De minister heeft echter in zijn onder 1.2 genoemde brieven van 15 juli 2019 te kennen gegeven dat bij formalisering van het nieuwe Besluit rechtspositie Politie Curaçao 2013 de gratificatie voor het 25-jarig ambtsjubileum van appellanten zal worden herberekend en aangepast. Naar het oordeel van de Raad betreft dit wel een uitdrukkelijke en ondubbelzinnige toezegging waaraan appellanten de minister te zijner tijd mogen houden. Evenwel is er geen sprake van een onvoorwaardelijke toezegging die ertoe zou moeten leiden dat appellanten nu al recht hebben op een 100%-gratificatie. In zijn brief heeft de minister slechts melding gemaakt van een voorstel tot wijziging van het gratificatiebeleid bij ambtsjubilea in het concept van het nieuwe rechtspositiebesluit. Ter zitting heeft de gemachtigde van de minister daarover toegelicht dat nog geen sprake is van een definitief concept, dat onzeker blijft wat de inhoud van het nieuwe rechtspositiebesluit zal gaan worden en zelfs of er daadwerkelijk een nieuw rechtspositiebesluit zal gaan komen ter vervanging van het huidige Rechtspositiebesluit. Onder deze omstandigheden slaagt het beroep van appellanten op het vertrouwensbeginsel niet.
4.4.
De slotsom is dat de hoger beroepen niet slagen, zodat de aangevallen uitspraken, voor zover aangevochten, moeten worden bevestigd.

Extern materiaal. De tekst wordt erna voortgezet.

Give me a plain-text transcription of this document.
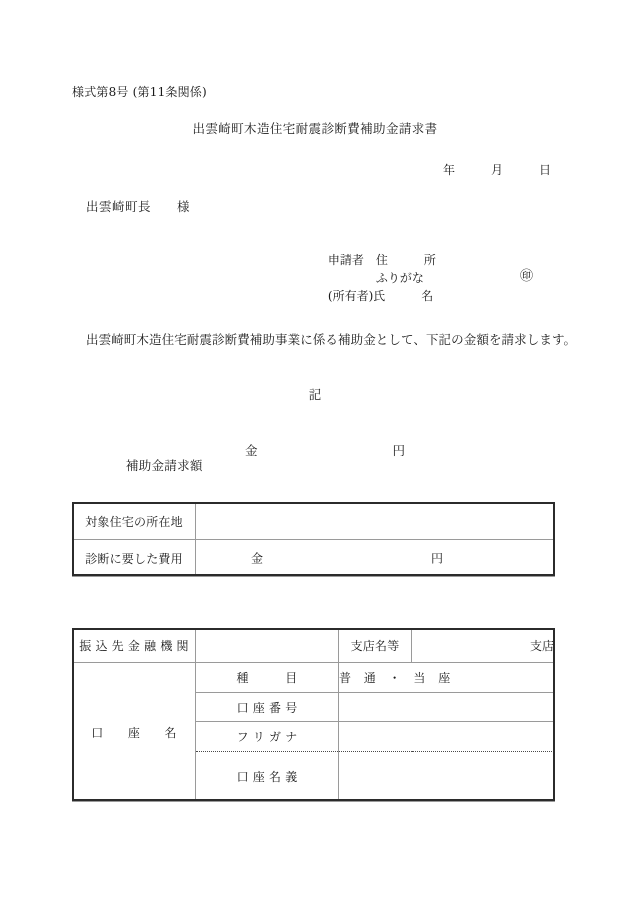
様式第8号 (第11条関係)
出雲崎町木造住宅耐震診断費補助金請求書
年　　　月　　　日
出雲崎町長　　様

申請者　 住　　　所

　　　　ふりがな

(所有者)氏　　　名

㊞
出雲崎町木造住宅耐震診断費補助事業に係る補助金として、下記の金額を請求します。
記

補助金請求額

金

	円

対象住宅の所在地	
診断に要した費用	金 円
振 込 先 金 融 機 関		支店名等	支店
口　　座　　名	種　　　目	普　通　・　当　座	
	口 座 番 号		
	フ リ ガ ナ		
	口 座 名 義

5. Voor een proceskostenveroordeling bestaat geen aanleiding.

Beslissing

De Raad van Beroep
bevestigtde aangevallen uitspraken voor zover aangevochten.
Aldus gegeven door mr. W.H. Bel, voorzitter, en mr. J. Sybesma en
mr. P. Klik, leden, uitgesproken in het openbaar op 29 juni 2022 in tegenwoordigheid van de griffier.